The research also gives managers a reason to trust eDNA as a monitoring tool, and starts to guide them on how and where to use it to complement other monitoring. That could expand crab monitoring throughout Washington, boosting the chances of keeping green crab numbers low.
Good sense
Neither eDNA nor trapping is 100 percent accurate. Kelly, the UW professor, compares using them to having two clocks that each tell you a different time and which you don’t yet have the means to know which is correct.
“We have these two ways of measuring the world and both of them are really imperfect.
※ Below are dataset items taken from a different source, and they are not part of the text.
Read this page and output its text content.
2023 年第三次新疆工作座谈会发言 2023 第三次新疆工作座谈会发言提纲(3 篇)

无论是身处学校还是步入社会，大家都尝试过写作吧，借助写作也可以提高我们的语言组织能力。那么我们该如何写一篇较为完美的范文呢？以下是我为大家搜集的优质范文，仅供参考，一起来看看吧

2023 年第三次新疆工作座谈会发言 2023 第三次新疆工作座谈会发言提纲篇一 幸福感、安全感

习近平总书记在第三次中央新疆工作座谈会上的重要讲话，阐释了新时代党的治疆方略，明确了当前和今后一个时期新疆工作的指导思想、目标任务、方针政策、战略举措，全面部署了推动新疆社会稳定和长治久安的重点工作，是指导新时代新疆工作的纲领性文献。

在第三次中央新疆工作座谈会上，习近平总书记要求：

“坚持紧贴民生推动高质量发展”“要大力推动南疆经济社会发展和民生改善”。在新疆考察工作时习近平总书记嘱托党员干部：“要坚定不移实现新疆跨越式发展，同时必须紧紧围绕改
But by putting the two streams of data together, you get a much better idea of what’s going on,” he said. Having more of these imperfect tools to use in comparable ways, Kelly said, the better the chance of arriving at some version of truth.
This data will help scientists figure out just how many water samples they need to collect or how many traps they need to set to pick up on different densities of potential crab populations.
The main takeaway of this research is that eDNA can help scientists and wildlife managers monitor more places than trapping allows, improving chances of detecting a problem that may be on the horizon.
While the Department of Fish and Wildlife’s Gunnell said managers are unlikely to ever rid state waters of green crabs entirely, people are still working to keep the crab numbers low enough that they don’t destabilize native ecosystems.
There’s proof of concept in the value of handling known crab populations, Gunnell said, noting population levels are decreasing with existing monitoring efforts like trapping at places like Drayton Harbor near Blaine.
How quickly people need to be able to detect crab populations in order to prevent the crabs from wrecking ecosystems is still an open question, Washington Sea Grant’s Grason said, “because the landscape really influences how a given site will fare.”
“The only real answer we can offer at this point is that we want to find these populations as early as we can when they are as low as possible,” Grason said.